Just recently the government kick-started a mini-boom for first home buyers, who were largely locked out of the boom times due to the astronomical prices being asked i.e. they're some of the last suckers left standing, the few eligible home owners not already saddled with usurious loans. Which has led to talk about 'green shoots' in the economy, and the usual guff from self-serving property industry types about the end of the downturn etc. Because one of the other dominant mythologies of home ownership is that prices always rise and fall, that it's a 'cycle'. And that over time despite the fact that there are booms and busts, on average prices go up over time, so housing is a great investment.

If you look closely at the graph you'll notice that this is actually rubbish. It has been true since about the 1960s, but for the whole nearly 100 years before that house prices did move up and down, but never budged from the same average amount. (In fact one of the longest-reaching historical studies of house prices, in Holland, shows that over the past 350 years they haven't budged an inch, in real terms: see here.) The mythology of the home as a source of wealth only took off in the 1960s, when debt started to become a dominant force in the economy. Before that people largely saved to acquire goods, rather than take on enormous debt, and as a result mortgages were much smaller because housing prices were much smaller, the price of houses then reflecting more their actual, physical value, rather than 'what the market will pay'.

It's debt that's allowed this exponential increase in prices in the past decade or 15 years. And the debt financed pure speculation, using housing. It astonished me then that more people didn't watch the home improvement shows and wonder why it wasn't blatant fraud to be buying a few tins of paint, rented temporary furniture and truckloads of mulch and then jacking up the price by tens of thousands of dollars. Can you imagine a show about any other good, such as cars or white goods, where the participants might add a few coats of paint to something and then increase the price by 30-50%? You'd have consumer affairs bodies and tabloid TV shows after them. But not for this holiest of sacred cows, housing. (And maybe doctors, who seem to be able to continuously rape the public purse with impunity, and are lauded for doing it.) The postwar generation started this mythology, whereas their parents who lived through a Depression and then the war would have been horrified. Which is why even today well-meaning parents and grandparents urge their young folk to get into the market as soon as they're old enough to sign up for a loan.
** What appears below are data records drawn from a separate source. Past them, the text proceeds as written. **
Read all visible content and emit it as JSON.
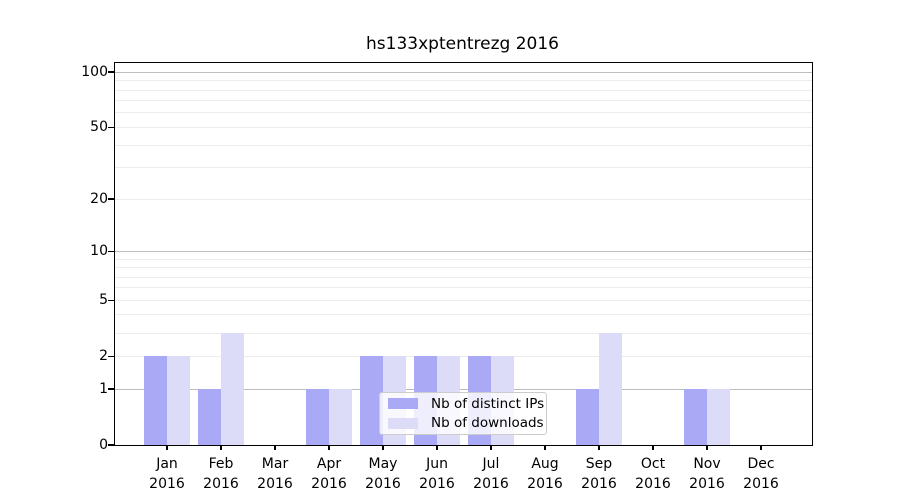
{
  "chart_data": {
    "type": "bar",
    "title": "hs133xptentrezg 2016",
    "categories": [
      {
        "month": "Jan",
        "year": "2016"
      },
      {
        "month": "Feb",
        "year": "2016"
      },
      {
        "month": "Mar",
        "year": "2016"
      },
      {
        "month": "Apr",
        "year": "2016"
      },
      {
        "month": "May",
        "year": "2016"
      },
      {
        "month": "Jun",
        "year": "2016"
      },
      {
        "month": "Jul",
        "year": "2016"
      },
      {
        "month": "Aug",
        "year": "2016"
      },
      {
        "month": "Sep",
        "year": "2016"
      },
      {
        "month": "Oct",
        "year": "2016"
      },
      {
        "month": "Nov",
        "year": "2016"
      },
      {
        "month": "Dec",
        "year": "2016"
      }
    ],
    "series": [
      {
        "name": "Nb of distinct IPs",
        "color": "#a9a9f5",
        "values": [
          2,
          1,
          0,
          1,
          2,
          2,
          2,
          0,
          1,
          0,
          1,
          0
        ]
      },
      {
        "name": "Nb of downloads",
        "color": "#dcdcf8",
        "values": [
          2,
          3,
          0,
          1,
          2,
          2,
          2,
          0,
          3,
          0,
          1,
          0
        ]
      }
    ],
    "yscale": "log1p",
    "yticks": [
      0,
      1,
      2,
      5,
      10,
      20,
      50,
      100
    ],
    "ytick_major_values": [
      1,
      10,
      100
    ],
    "yminor_grid_values": [
      2,
      3,
      4,
      5,
      6,
      7,
      8,
      9,
      20,
      30,
      40,
      50,
      60,
      70,
      80,
      90
    ],
    "ylim": [
      0,
      112
    ],
    "xlabel": "",
    "ylabel": "",
    "grid": true,
    "legend_position": "lower center"
  },
  "colors": {
    "background": "#ffffff",
    "spine": "#000000",
    "grid_major": "#bdbdbd",
    "grid_minor": "#ececec",
    "series_ips": "#a9a9f5",
    "series_downloads": "#dcdcf8",
    "legend_border": "#cccccc"
  }
}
So I'm glad I didn't buy a house. And I won't buy one either, at least until prices have returned to those early-1990s levels, or even lower. That would mean price drops of at least 40%, which shocks people. At that point anybody who bought in the boom will be sitting on a white elephant that has sucked tens or hundreds of thousands of dollars out of their life earnings, which they'll never get back. And I'll struggle to have the slightest sympathy. As Adam Schwab says, "...the price of an asset will ultimately return to its intrinsic value, even one as cherished and misunderstood as residential property."